The Service Lead – Environmental Health and Car Parks was thanked for his work on the complicated issues surrounding a revised policy for motorhomes and campervans in EDDC pay and display car parks.
RECOMMENDED: that the Car Parking Task and Finish Forum recommend to the Scrutiny Committee policy guidance and a broad strategic framework in relation to the following:
1. Day visitors – no change is necessary to the current policy. If a vehicle took up more than one parking bay then it would be expected to pay for multiple simultaneous parking sessions.
2. Stopovers – overnight stays in car parks be allowed (subject to strict terms and conditions) in any of the district council’s pay and display car parks that are deemed suitable in consultation with ward members and the relevant town or parish council. It may be appropriate to allow overnight stays of up to two or three consecutive nights in suitable locations. In addition to a parking space, self-contained vehicles could be offered drinking water facilities and domestic refuse disposal facilities, the costs of which would be covered by new overnight charges. No barbeques or fires would be permitted.
3. Fire safety – overnight stays would only be allowed in circumstances that were compliant with relevant fire safety legislation. To ensure there was safe separation of vehicles overnight designated parking bays, 3 metres apart, would be provided in suitable car parks.
4. Tariffs – motorhome and campervan users would not be eligible for purchasing any of the standard car park permits, and could only use the pay and display car parks on a ‘pay as you use’ basis. A 24 hour tariff should be in the region of £15-£20, to ensure costs were covered but not to deter parking in off-street car parks, or displace vehicles to on-street locations.
5. Arrangements for local residents – local residents would not be able to purchase a parking permit to use the council’s public car parks for long-term storage of motorhomes and campervans when they were not in use. However, ‘exemption’ permits would be considered on a case by case basis for residents who could demonstrate that they relied on a small campervan as their regular daily transport and that they did not have suitable alternative off-street parking facilities available elsewhere. The vehicle would need to be registered and insured at the resident’s home address and the resident must live in close proximity to the long stay car park in question.
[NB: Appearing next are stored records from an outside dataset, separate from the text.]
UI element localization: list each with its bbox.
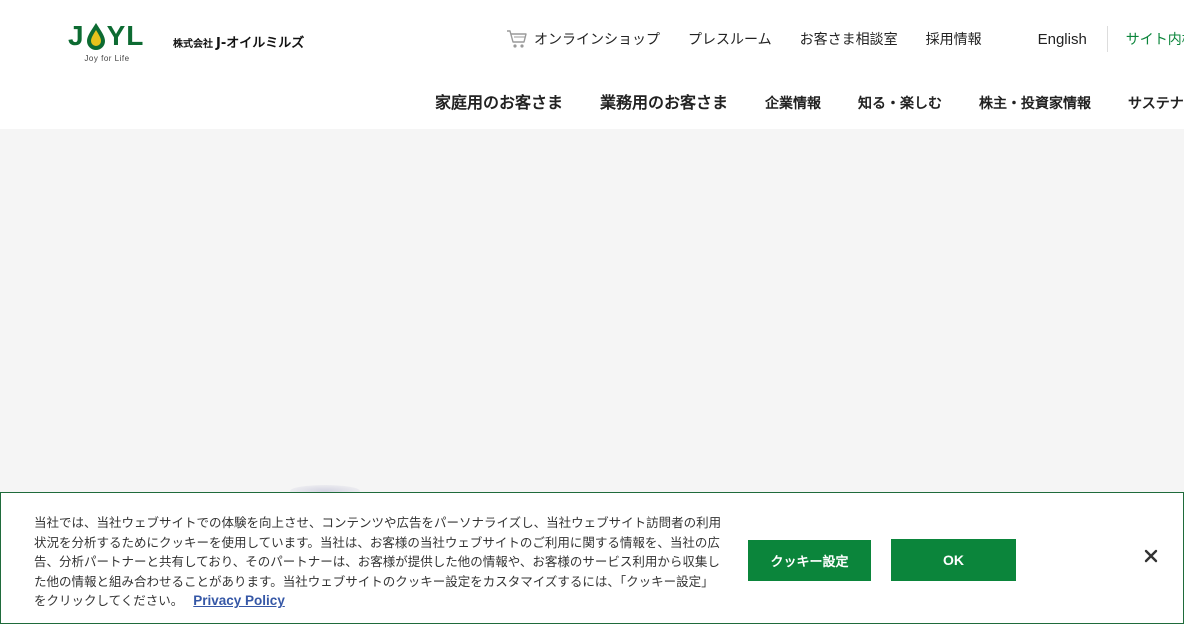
cookie-message-text: 当社では、当社ウェブサイトでの体験を向上させ、コンテンツや広告をパーソナライズし… <box>34 515 722 608</box>
site-header: J Y L Joy for Life 株式会社 J-オイルミルズ オンラインショッ… <box>0 0 1184 129</box>
cookie-banner: 当社では、当社ウェブサイトでの体験を向上させ、コンテンツや広告をパーソナライズし… <box>0 492 1184 624</box>
company-name[interactable]: 株式会社 J-オイルミルズ <box>173 32 304 51</box>
util-label-online-shop: オンラインショップ <box>534 32 660 48</box>
util-link-online-shop[interactable]: オンラインショップ <box>506 29 660 49</box>
site-search-link[interactable]: サイト内検索 <box>1126 29 1184 49</box>
cart-icon <box>507 30 527 48</box>
logo-letter-l: L <box>126 20 145 51</box>
close-icon <box>1144 549 1158 563</box>
util-divider <box>1106 26 1108 52</box>
util-link-customer-center[interactable]: お客さま相談室 <box>800 29 898 49</box>
nav-item-corporate[interactable]: 企業情報 <box>765 93 821 113</box>
main-nav: 家庭用のお客さま 業務用のお客さま 企業情報 知る・楽しむ 株主・投資家情報 サ… <box>435 89 1184 113</box>
logo-tagline: Joy for Life <box>84 54 130 63</box>
utility-nav: オンラインショップ プレスルーム お客さま相談室 採用情報 English サイ… <box>506 26 1184 52</box>
util-link-english[interactable]: English <box>1038 31 1087 48</box>
company-prefix: 株式会社 <box>173 39 213 50</box>
util-link-recruit[interactable]: 採用情報 <box>926 29 982 49</box>
nav-item-sustainability[interactable]: サステナビリティ <box>1128 93 1184 113</box>
cookie-message: 当社では、当社ウェブサイトでの体験を向上させ、コンテンツや広告をパーソナライズし… <box>34 513 724 611</box>
logo-letter-j: J <box>68 20 85 51</box>
nav-item-investors[interactable]: 株主・投資家情報 <box>979 93 1091 113</box>
privacy-policy-link[interactable]: Privacy Policy <box>193 593 285 608</box>
logo-mark: J Y L <box>68 22 146 50</box>
nav-item-learn-enjoy[interactable]: 知る・楽しむ <box>858 93 942 113</box>
oil-drop-icon <box>86 23 105 50</box>
company-name-text: J-オイルミルズ <box>216 36 305 51</box>
joyl-logo[interactable]: J Y L Joy for Life <box>68 22 146 64</box>
cookie-close-button[interactable] <box>1138 543 1164 569</box>
util-link-press-room[interactable]: プレスルーム <box>688 29 772 49</box>
nav-item-home-customers[interactable]: 家庭用のお客さま <box>435 89 563 113</box>
logo-letter-y: Y <box>106 20 127 51</box>
cookie-settings-button[interactable]: クッキー設定 <box>748 540 871 581</box>
nav-item-business-customers[interactable]: 業務用のお客さま <box>600 89 728 113</box>
cookie-ok-button[interactable]: OK <box>891 539 1016 581</box>
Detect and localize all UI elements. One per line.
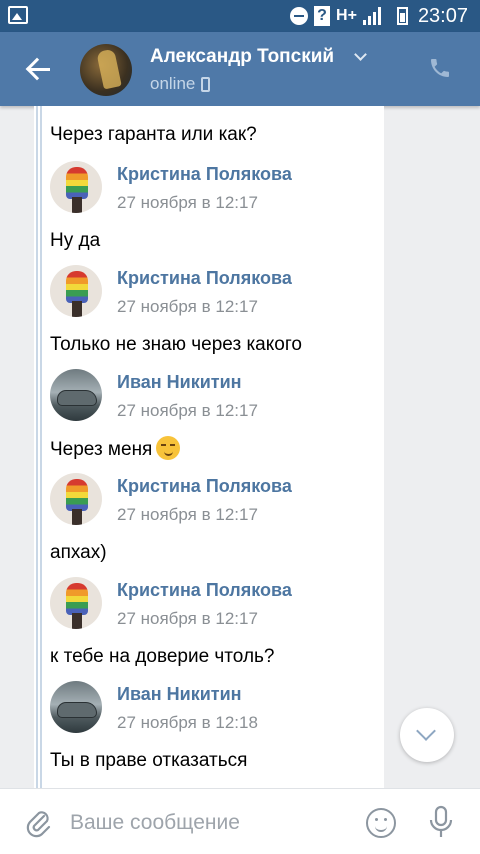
message-text: Через меня (50, 439, 153, 460)
author-name[interactable]: Кристина Полякова (117, 476, 292, 497)
scroll-down-icon[interactable] (400, 708, 454, 762)
avatar[interactable] (50, 161, 102, 213)
attach-icon[interactable] (24, 807, 52, 839)
clock: 23:07 (417, 4, 468, 27)
message-text: Ты в праве отказаться (50, 750, 248, 771)
contact-name[interactable]: Александр Топский (150, 46, 334, 68)
message-list[interactable]: Через гаранта или как? Кристина Полякова… (0, 106, 480, 788)
author-name[interactable]: Кристина Полякова (117, 580, 292, 601)
message-time: 27 ноября в 12:18 (117, 713, 258, 732)
message-text: Ну да (50, 230, 101, 251)
author-name[interactable]: Иван Никитин (117, 372, 242, 393)
message-text: апхах) (50, 542, 107, 563)
message-time: 27 ноября в 12:17 (117, 193, 258, 212)
do-not-disturb-icon (290, 7, 309, 25)
smirk-emoji-icon (156, 436, 181, 460)
avatar[interactable] (50, 265, 102, 317)
message-time: 27 ноября в 12:17 (117, 401, 258, 420)
message-time: 27 ноября в 12:17 (117, 297, 258, 316)
battery-icon (396, 7, 408, 25)
message-time: 27 ноября в 12:17 (117, 609, 258, 628)
author-name[interactable]: Кристина Полякова (117, 164, 292, 185)
message-text-row: Через меня (50, 436, 181, 461)
phone-icon[interactable] (428, 56, 452, 80)
message-time: 27 ноября в 12:17 (117, 505, 258, 524)
contact-status: online (150, 74, 211, 94)
avatar[interactable] (50, 369, 102, 421)
back-arrow-icon[interactable] (26, 58, 52, 80)
forward-indicator (36, 106, 42, 788)
author-name[interactable]: Иван Никитин (117, 684, 242, 705)
chat-header: Александр Топский online (0, 32, 480, 106)
contact-avatar[interactable] (80, 44, 132, 96)
message-text: Через гаранта или как? (50, 124, 257, 145)
status-bar: ? H+ 23:07 (0, 0, 480, 32)
message-input[interactable] (70, 807, 360, 839)
avatar[interactable] (50, 473, 102, 525)
microphone-icon[interactable] (428, 805, 454, 839)
image-icon (8, 6, 28, 24)
status-text: online (150, 74, 196, 93)
message-text: Только не знаю через какого (50, 334, 302, 355)
avatar[interactable] (50, 681, 102, 733)
network-type: H+ (336, 7, 357, 24)
message-text: к тебе на доверие чтоль? (50, 646, 275, 667)
mobile-icon (201, 76, 211, 92)
author-name[interactable]: Кристина Полякова (117, 268, 292, 289)
unknown-sim-icon: ? (314, 6, 331, 26)
chevron-down-icon[interactable] (354, 48, 367, 61)
avatar[interactable] (50, 577, 102, 629)
message-composer (0, 788, 480, 854)
emoji-icon[interactable] (366, 808, 396, 838)
signal-icon (362, 7, 381, 25)
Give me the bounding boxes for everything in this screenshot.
The vehicle should be no longer than 5.1 metres and no overnight stays would be permitted.
6. Dedicated sites – officers should explore the possibility of creating dedicated motorhome/campervan pitches to allow longer stays and for which a premium overnight rate comparable with commercial campsites could be charged. Officers should begin a formal consultation process with local members, the town council and Natural England to consider the impact of the first such development on the site of Exmouth’s former lorry park, adjacent to the estuary. Further consideration would then be needed in terms of financial investment decisions and planning permission.
7. Local Plan – a policy for campervans and motorhomes should be incorporated into the new local plan.